I have json file which contains 585 nested arrays. Each of the 585 arrays has the following structure:
[["12345678", [["12345678912345678", "dummy tweet #hashtag", "2015-05-20 15:33:11", "en"], ["12345678123456781", "dummy tweet again", "2015-05-18 22:08:30", "en"]]]
each array has a user id, and a corresponding array of arrays of that has user's tweets, in which each array has, tweet id, tweet, date and language.
I tried to stream the file with jsonlite stream in function as followstest_json = stream_in(file("test.json"))
but i get the following error:
Error in (function (..., row.names = NULL, check.rows = FALSE, check.names = TRUE, :
arguments imply differing number of rows: 3189, 607, 219, 3120, 3091
closing file input connection.
I then read 10 lines test10_json =readLines("test.json", n =10)
which worked for me.
Now I wanted to read this json and tried fromJSON(test10_json)
but I get this error:
Error: parse error: trailing garbage
015-05-06 19:18:35", "en"]]] ["123456789", [["5101600420255
(right here) ------^
which means that when it tries to read the next array/record (the second row of the file, 2nd user's record) it gives an error.
However when I read each user record separately as follows test10_row1 = fromJSON(test10_json[1])
it reads them individually. and creates a list of List of 2
$ : chr "19211550"
$ : chr [1:3189, 1:4]
where each of 1:3189 contains a list with tweet id, tweet, date and language.

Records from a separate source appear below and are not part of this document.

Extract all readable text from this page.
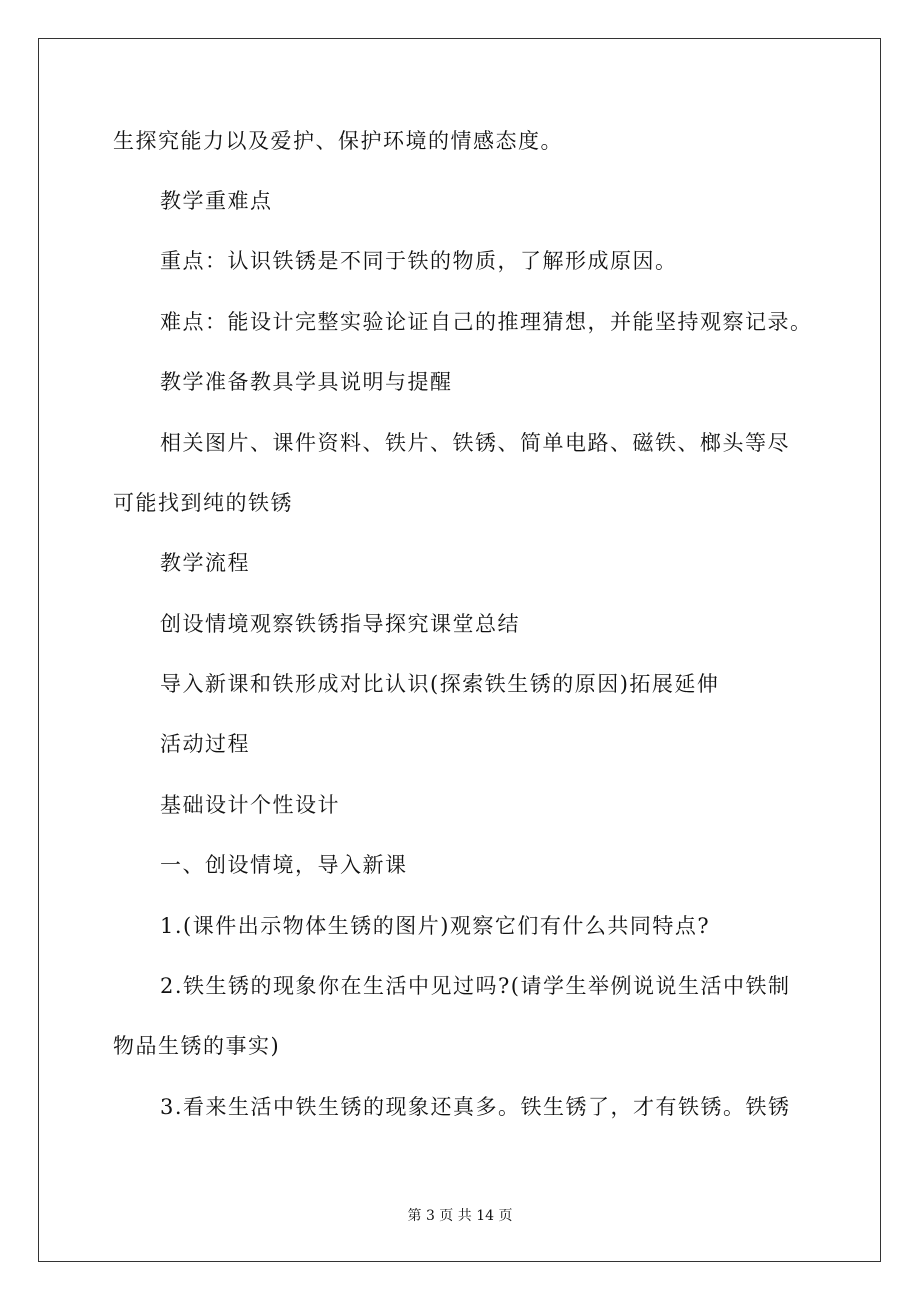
生探究能力以及爱护、保护环境的情感态度。
教学重难点
重点：认识铁锈是不同于铁的物质，了解形成原因。
难点：能设计完整实验论证自己的推理猜想，并能坚持观察记录。
教学准备教具学具说明与提醒
相关图片、课件资料、铁片、铁锈、简单电路、磁铁、榔头等尽
可能找到纯的铁锈
教学流程
创设情境观察铁锈指导探究课堂总结
导入新课和铁形成对比认识(探索铁生锈的原因)拓展延伸
活动过程
基础设计个性设计
一、创设情境，导入新课
1.(课件出示物体生锈的图片)观察它们有什么共同特点?
2.铁生锈的现象你在生活中见过吗?(请学生举例说说生活中铁制
物品生锈的事实)
3.看来生活中铁生锈的现象还真多。铁生锈了，才有铁锈。铁锈
第 3 页 共 14 页
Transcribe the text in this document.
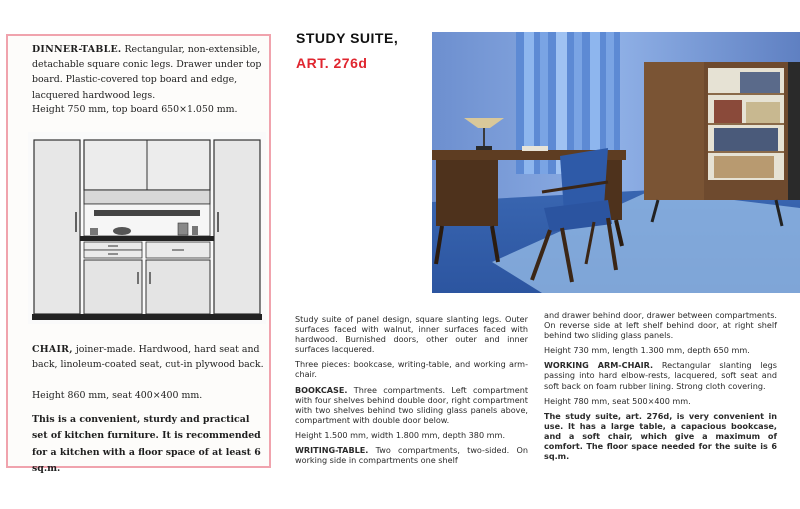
DINNER-TABLE. Rectangular, non-extensible, detachable square conic legs. Drawer under top board. Plastic-covered top board and edge, lacquered hardwood legs.
Height 750 mm, top board 650×1.050 mm.
CHAIR, joiner-made. Hardwood, hard seat and back, linoleum-coated seat, cut-in plywood back.
Height 860 mm, seat 400×400 mm.
This is a convenient, sturdy and practical set of kitchen furniture. It is recommended for a kitchen with a floor space of at least 6 sq.m.
STUDY SUITE,
ART. 276d

Study suite of panel design, square slanting legs. Outer surfaces faced with walnut, inner surfaces faced with hardwood. Burnished doors, other outer and inner surfaces lacquered.

Three pieces: bookcase, writing-table, and working arm-chair.

BOOKCASE. Three compartments. Left compartment with four shelves behind double door, right compartment with two shelves behind two sliding glass panels above, compartment with double door below.

Height 1.500 mm, width 1.800 mm, depth 380 mm.

WRITING-TABLE. Two compartments, two-sided. On working side in compartments one shelf

and drawer behind door, drawer between compartments. On reverse side at left shelf behind door, at right shelf behind two sliding glass panels.

Height 730 mm, length 1.300 mm, depth 650 mm.

WORKING ARM-CHAIR. Rectangular slanting legs passing into hard elbow-rests, lacquered, soft seat and soft back on foam rubber lining. Strong cloth covering.

Height 780 mm, seat 500×400 mm.

The study suite, art. 276d, is very convenient in use. It has a large table, a capacious bookcase, and a soft chair, which give a maximum of comfort. The floor space needed for the suite is 6 sq.m.
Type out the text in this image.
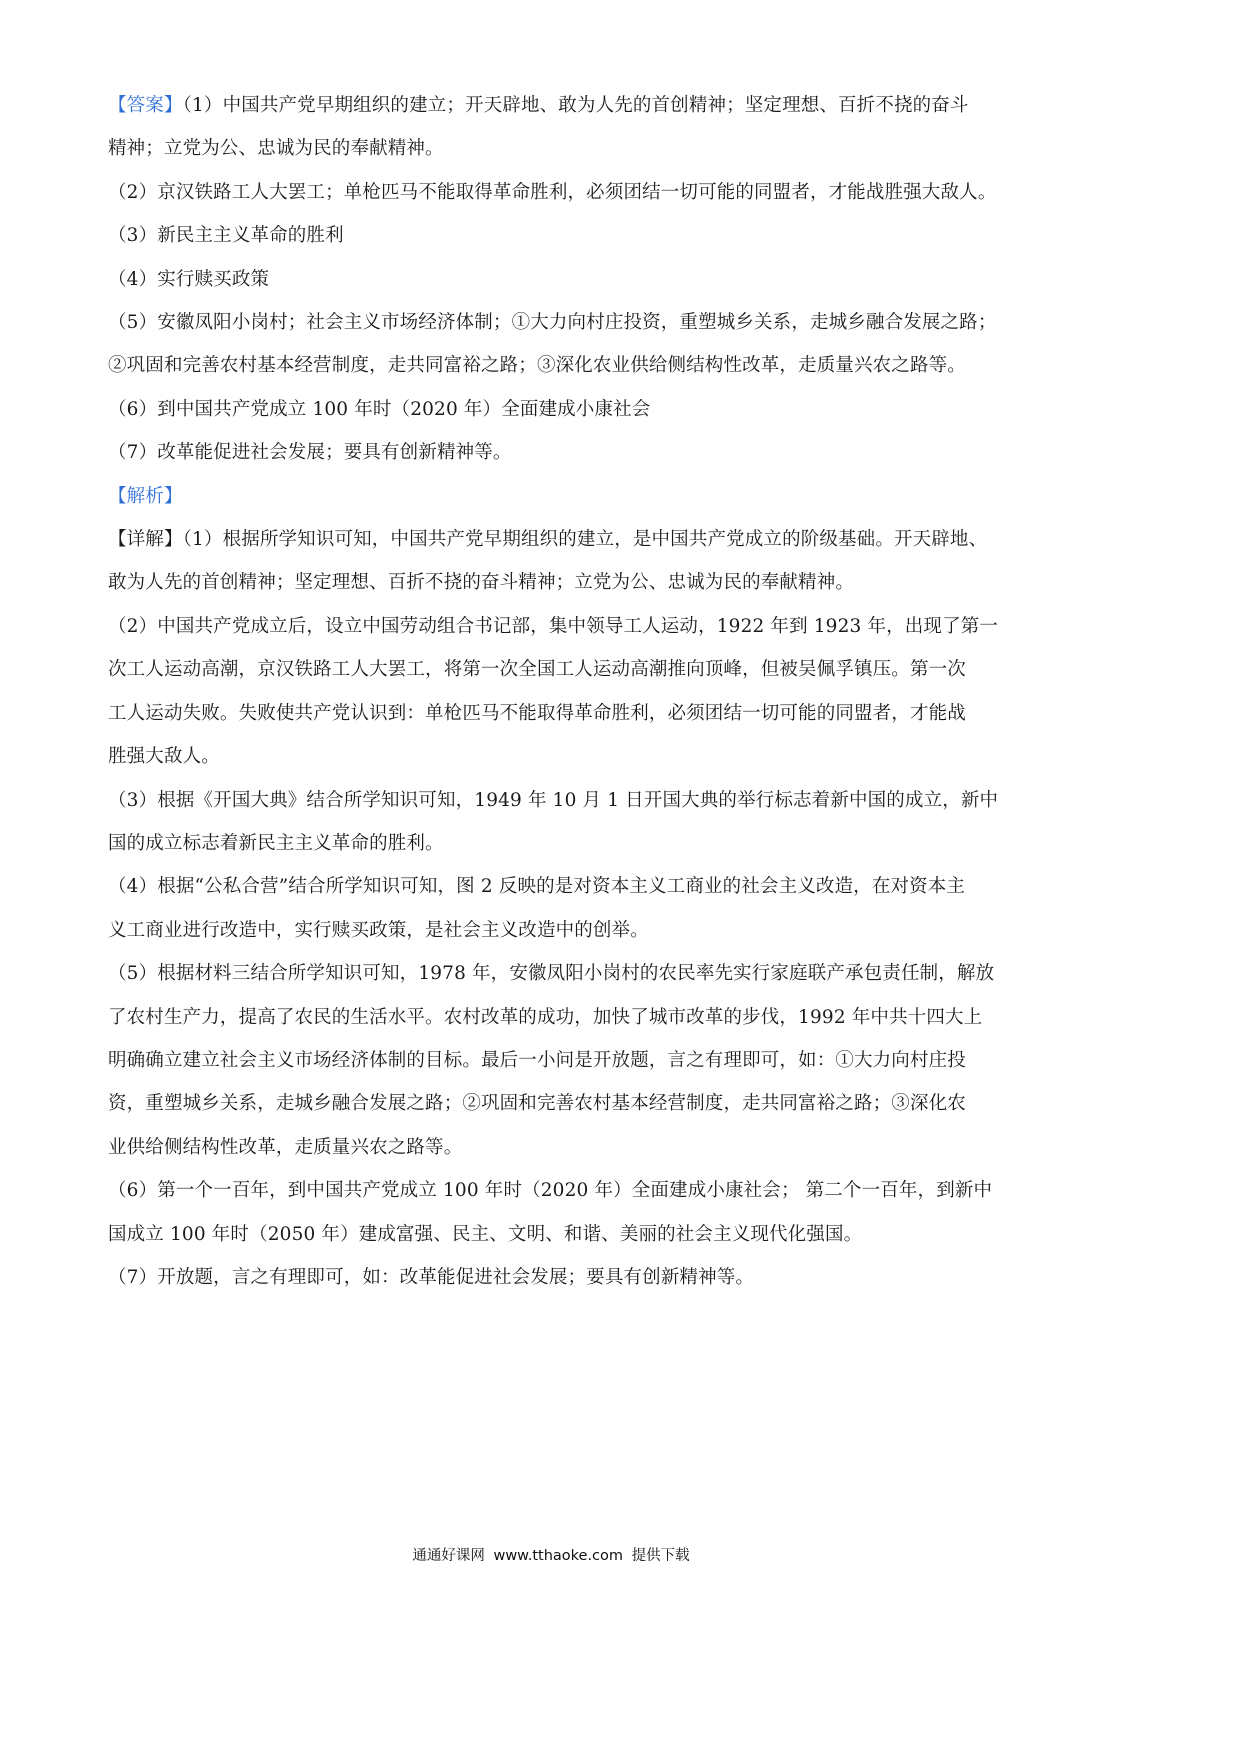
【答案】（1）中国共产党早期组织的建立；开天辟地、敢为人先的首创精神；坚定理想、百折不挠的奋斗

精神；立党为公、忠诚为民的奉献精神。

（2）京汉铁路工人大罢工；单枪匹马不能取得革命胜利，必须团结一切可能的同盟者，才能战胜强大敌人。

（3）新民主主义革命的胜利

（4）实行赎买政策

（5）安徽凤阳小岗村；社会主义市场经济体制；①大力向村庄投资，重塑城乡关系，走城乡融合发展之路；

②巩固和完善农村基本经营制度，走共同富裕之路；③深化农业供给侧结构性改革，走质量兴农之路等。

（6）到中国共产党成立 100 年时（2020 年）全面建成小康社会

（7）改革能促进社会发展；要具有创新精神等。

【解析】

【详解】（1）根据所学知识可知，中国共产党早期组织的建立，是中国共产党成立的阶级基础。开天辟地、

敢为人先的首创精神；坚定理想、百折不挠的奋斗精神；立党为公、忠诚为民的奉献精神。

（2）中国共产党成立后，设立中国劳动组合书记部，集中领导工人运动，1922 年到 1923 年，出现了第一

次工人运动高潮，京汉铁路工人大罢工，将第一次全国工人运动高潮推向顶峰，但被吴佩孚镇压。第一次

工人运动失败。失败使共产党认识到：单枪匹马不能取得革命胜利，必须团结一切可能的同盟者，才能战

胜强大敌人。

（3）根据《开国大典》结合所学知识可知，1949 年 10 月 1 日开国大典的举行标志着新中国的成立，新中

国的成立标志着新民主主义革命的胜利。

（4）根据“公私合营”结合所学知识可知，图 2 反映的是对资本主义工商业的社会主义改造，在对资本主

义工商业进行改造中，实行赎买政策，是社会主义改造中的创举。

（5）根据材料三结合所学知识可知，1978 年，安徽凤阳小岗村的农民率先实行家庭联产承包责任制，解放

了农村生产力，提高了农民的生活水平。农村改革的成功，加快了城市改革的步伐，1992 年中共十四大上

明确确立建立社会主义市场经济体制的目标。最后一小问是开放题，言之有理即可，如：①大力向村庄投

资，重塑城乡关系，走城乡融合发展之路；②巩固和完善农村基本经营制度，走共同富裕之路；③深化农

业供给侧结构性改革，走质量兴农之路等。

（6）第一个一百年，到中国共产党成立 100 年时（2020 年）全面建成小康社会； 第二个一百年，到新中

国成立 100 年时（2050 年）建成富强、民主、文明、和谐、美丽的社会主义现代化强国。

（7）开放题，言之有理即可，如：改革能促进社会发展；要具有创新精神等。

通通好课网 www.tthaoke.com 提供下载
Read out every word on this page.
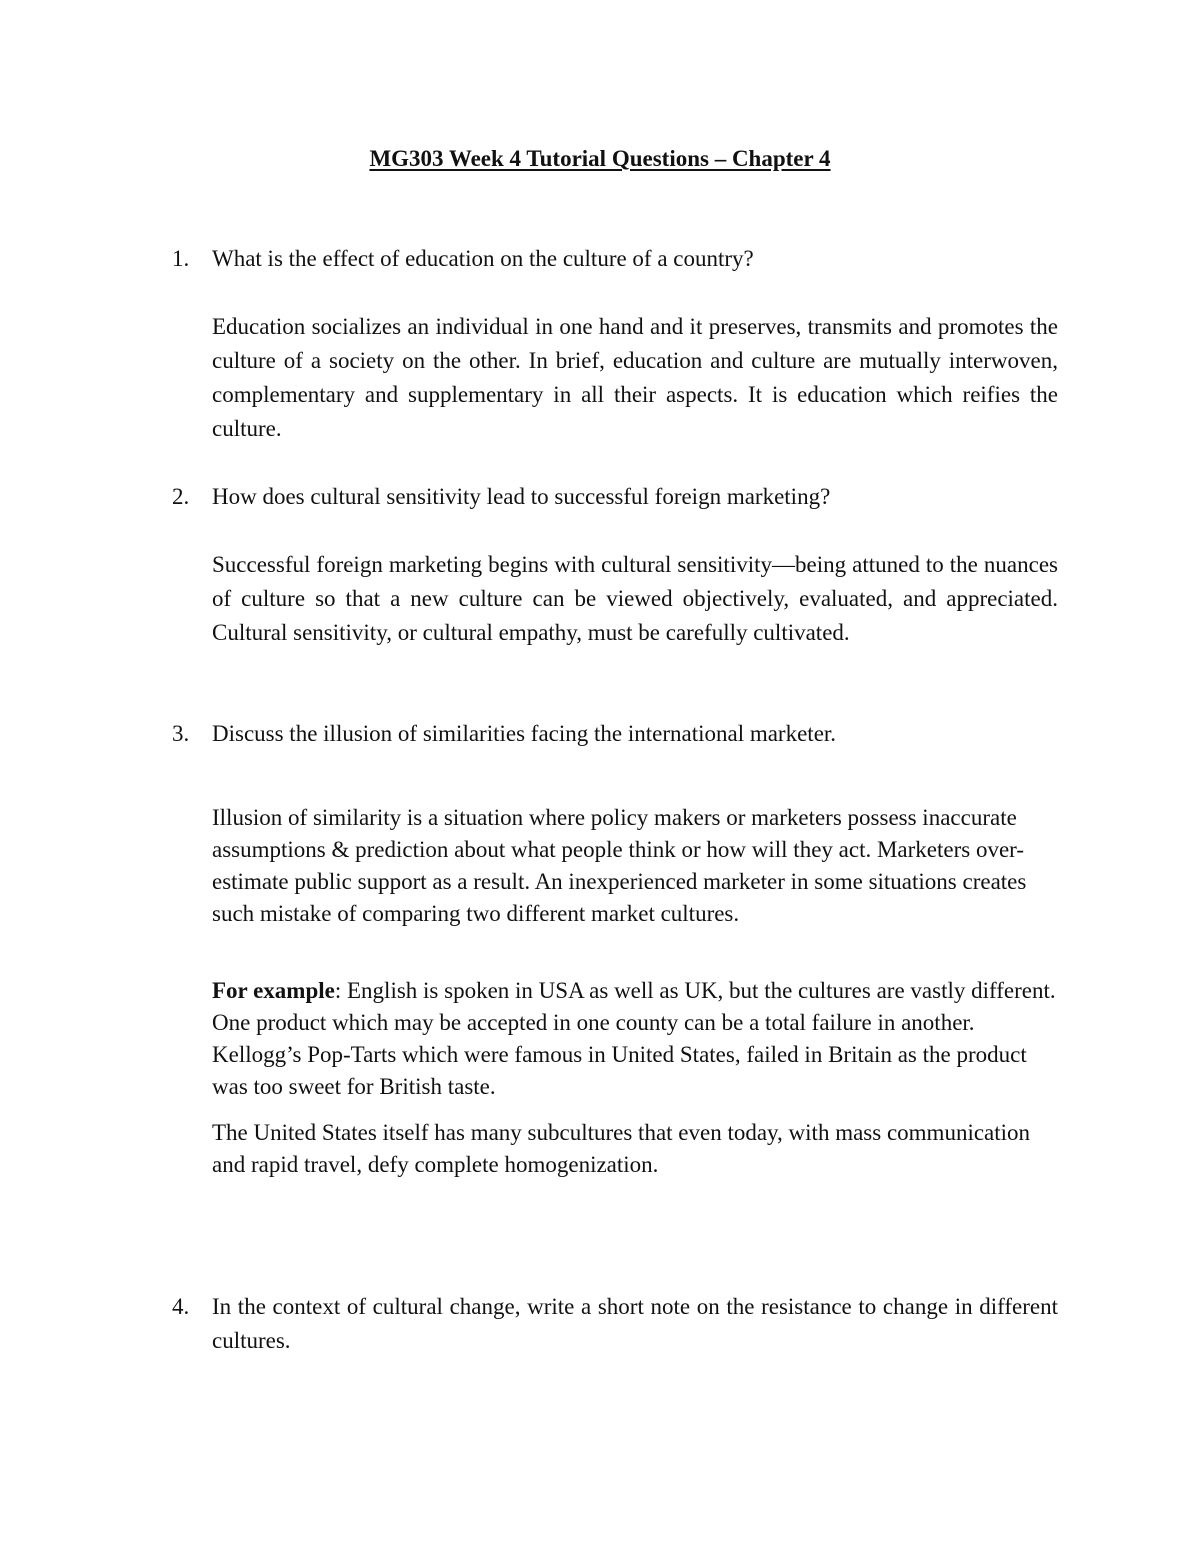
MG303 Week 4 Tutorial Questions – Chapter 4
1. What is the effect of education on the culture of a country?

Education socializes an individual in one hand and it preserves, transmits and promotes the culture of a society on the other. In brief, education and culture are mutually interwoven, complementary and supplementary in all their aspects. It is education which reifies the culture.

2. How does cultural sensitivity lead to successful foreign marketing?

Successful foreign marketing begins with cultural sensitivity—being attuned to the nuances of culture so that a new culture can be viewed objectively, evaluated, and appreciated. Cultural sensitivity, or cultural empathy, must be carefully cultivated.

3. Discuss the illusion of similarities facing the international marketer.

Illusion of similarity is a situation where policy makers or marketers possess inaccurate assumptions & prediction about what people think or how will they act. Marketers over-estimate public support as a result. An inexperienced marketer in some situations creates such mistake of comparing two different market cultures.

For example: English is spoken in USA as well as UK, but the cultures are vastly different. One product which may be accepted in one county can be a total failure in another. Kellogg’s Pop-Tarts which were famous in United States, failed in Britain as the product was too sweet for British taste.

The United States itself has many subcultures that even today, with mass communication and rapid travel, defy complete homogenization.

4. In the context of cultural change, write a short note on the resistance to change in different cultures.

First of all I would like to know how to read the file test.json altogether without having to read lines, if that is possible.
Secondly, I would like to after completing step 1, how to parse all arrays together to R, rather than parsing them individually.
Third, instead of getting a list of lists (for 585 records: 585 lists of 2 lists each with each list having as many lists as the number of tweets) I would like to get a dataframe which I could flatten.